The statistical link between CTE and football is undeniable.  The science supporting the association is overwhelming.  Unless you are Jerry Jones, the owner of the Dallas Cowboys.  At a recent meeting, Mr. Jones told reporters it is “absurd” to link CTE and football.   His statements denying the link included:

“We don’t have that knowledge and background, and scientifically, so there’s no way in the world to say you have a relationship relative to anything here.  There’s no research.  There’s no data. … We’re not disagreeing.  We’re just basically saying the same thing.  We’re doing a lot more.  It’s the kind of thing that you want to work … to prevent injury.”

He went on:

“No, that’s absurd. There’s no data that in any way creates a knowledge. There’s no way that you could have made a comment that there is an association and some type of assertion. In most things, you have to back it up by studies. And in this particular case, we all know how medicine is.  Medicine is evolving.  I grew up being told that aspirin was not good.  I’m told that one a day is good for you. … I’m saying that changed over the years as we’ve had more research and knowledge.”

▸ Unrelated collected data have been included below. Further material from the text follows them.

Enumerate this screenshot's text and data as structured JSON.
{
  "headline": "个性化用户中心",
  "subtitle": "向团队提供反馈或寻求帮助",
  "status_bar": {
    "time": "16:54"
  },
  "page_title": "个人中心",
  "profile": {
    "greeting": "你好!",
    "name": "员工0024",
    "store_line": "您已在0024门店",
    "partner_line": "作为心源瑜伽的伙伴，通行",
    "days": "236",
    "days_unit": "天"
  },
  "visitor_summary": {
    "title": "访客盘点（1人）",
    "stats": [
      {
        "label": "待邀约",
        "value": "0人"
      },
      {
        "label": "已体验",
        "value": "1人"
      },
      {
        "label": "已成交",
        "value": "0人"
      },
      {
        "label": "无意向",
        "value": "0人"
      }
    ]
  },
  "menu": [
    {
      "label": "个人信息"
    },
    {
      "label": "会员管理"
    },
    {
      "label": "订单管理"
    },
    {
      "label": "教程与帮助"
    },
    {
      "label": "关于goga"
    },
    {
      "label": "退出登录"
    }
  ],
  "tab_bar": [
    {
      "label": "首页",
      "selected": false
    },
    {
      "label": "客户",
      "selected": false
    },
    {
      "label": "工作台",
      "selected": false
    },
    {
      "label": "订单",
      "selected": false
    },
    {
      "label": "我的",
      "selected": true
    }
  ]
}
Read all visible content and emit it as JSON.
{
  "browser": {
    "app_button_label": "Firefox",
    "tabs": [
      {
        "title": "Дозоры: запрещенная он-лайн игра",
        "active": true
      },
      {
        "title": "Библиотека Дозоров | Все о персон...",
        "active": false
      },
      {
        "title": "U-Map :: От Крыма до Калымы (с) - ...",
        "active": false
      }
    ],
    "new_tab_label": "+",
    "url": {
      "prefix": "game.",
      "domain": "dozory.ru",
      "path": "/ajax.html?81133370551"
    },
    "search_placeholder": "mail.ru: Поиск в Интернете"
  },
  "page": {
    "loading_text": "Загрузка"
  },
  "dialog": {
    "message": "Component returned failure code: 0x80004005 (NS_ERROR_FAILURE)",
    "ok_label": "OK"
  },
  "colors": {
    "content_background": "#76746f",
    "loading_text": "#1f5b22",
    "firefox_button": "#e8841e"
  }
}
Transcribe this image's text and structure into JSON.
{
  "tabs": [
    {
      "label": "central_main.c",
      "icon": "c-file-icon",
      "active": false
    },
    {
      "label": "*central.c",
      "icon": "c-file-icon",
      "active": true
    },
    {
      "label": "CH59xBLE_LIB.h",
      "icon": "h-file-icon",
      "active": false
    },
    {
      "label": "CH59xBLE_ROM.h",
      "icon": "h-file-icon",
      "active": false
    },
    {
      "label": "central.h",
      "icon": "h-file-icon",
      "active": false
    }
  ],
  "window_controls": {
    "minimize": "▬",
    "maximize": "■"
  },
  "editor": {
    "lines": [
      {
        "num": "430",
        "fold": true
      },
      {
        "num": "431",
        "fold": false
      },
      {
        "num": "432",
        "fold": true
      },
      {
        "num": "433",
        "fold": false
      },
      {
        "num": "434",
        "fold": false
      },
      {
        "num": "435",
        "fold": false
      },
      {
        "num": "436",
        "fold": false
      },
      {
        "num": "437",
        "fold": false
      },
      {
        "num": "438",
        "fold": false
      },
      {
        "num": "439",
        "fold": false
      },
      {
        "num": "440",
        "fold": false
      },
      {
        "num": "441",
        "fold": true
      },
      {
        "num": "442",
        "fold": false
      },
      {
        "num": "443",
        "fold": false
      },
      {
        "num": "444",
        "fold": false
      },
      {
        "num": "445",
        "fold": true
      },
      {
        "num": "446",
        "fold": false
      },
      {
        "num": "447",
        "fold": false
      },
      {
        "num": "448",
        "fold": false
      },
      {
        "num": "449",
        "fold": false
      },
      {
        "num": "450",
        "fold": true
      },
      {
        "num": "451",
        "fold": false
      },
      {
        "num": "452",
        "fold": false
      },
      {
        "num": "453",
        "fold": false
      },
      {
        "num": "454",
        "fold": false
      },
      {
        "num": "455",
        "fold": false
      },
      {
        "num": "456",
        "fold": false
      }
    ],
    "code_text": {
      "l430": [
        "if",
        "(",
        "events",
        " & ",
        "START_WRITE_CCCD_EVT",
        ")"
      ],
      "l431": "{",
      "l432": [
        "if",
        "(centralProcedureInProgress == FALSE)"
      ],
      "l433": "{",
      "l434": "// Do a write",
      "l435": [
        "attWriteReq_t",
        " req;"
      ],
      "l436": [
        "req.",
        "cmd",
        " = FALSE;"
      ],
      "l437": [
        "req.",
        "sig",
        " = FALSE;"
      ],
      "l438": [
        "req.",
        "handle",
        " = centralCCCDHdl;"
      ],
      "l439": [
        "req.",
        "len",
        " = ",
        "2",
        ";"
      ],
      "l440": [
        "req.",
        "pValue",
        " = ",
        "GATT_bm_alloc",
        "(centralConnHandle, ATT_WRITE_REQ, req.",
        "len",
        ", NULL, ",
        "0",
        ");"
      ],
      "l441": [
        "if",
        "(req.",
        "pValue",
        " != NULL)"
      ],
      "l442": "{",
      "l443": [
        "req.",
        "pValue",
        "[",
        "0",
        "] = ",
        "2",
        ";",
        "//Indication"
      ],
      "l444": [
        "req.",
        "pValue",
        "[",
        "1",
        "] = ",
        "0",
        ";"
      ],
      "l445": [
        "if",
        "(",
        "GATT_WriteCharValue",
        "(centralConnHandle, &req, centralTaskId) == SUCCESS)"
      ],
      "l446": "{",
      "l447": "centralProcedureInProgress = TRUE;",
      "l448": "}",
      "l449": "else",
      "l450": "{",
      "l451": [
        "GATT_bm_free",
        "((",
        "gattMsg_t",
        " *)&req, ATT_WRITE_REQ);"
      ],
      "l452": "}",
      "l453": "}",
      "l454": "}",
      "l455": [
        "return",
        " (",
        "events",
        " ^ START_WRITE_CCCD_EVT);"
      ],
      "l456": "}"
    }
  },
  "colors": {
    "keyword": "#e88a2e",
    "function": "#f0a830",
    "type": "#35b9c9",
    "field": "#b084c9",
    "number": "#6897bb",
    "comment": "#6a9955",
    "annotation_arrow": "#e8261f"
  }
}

Mr. Jones’ use of “there isn’t currently enough science supporting the link”, “we just don’t know”, and “we need to do more research” type arguments in an attempt to cast doubt on the clear association between CTE and football is not a new approach.  There are literally mountains of documents demonstrating what Big Tobacco did to the American public for decades regarding the health hazards of smoking in an attempt to keep addicted smokers smoking and what Mr. Jones is trying to do sounds all too familiar.  In fact, Mr. Jones appears to have taken a page right out of Big Tobacco’s playbook by utilizing “the case has not been proven” defense regarding the link between CTE and football.  It was this approach successfully favored by the Big Tobacco companies about the risks of smoking that has killed and injured millions of people. Hide your head in the sand, invent controversies where none truly exist, and hope everyone believes your smoke & mirror routine for as long as possible.

Let’s hope the “Big Tobacco” approach is not nearly as successful this time around.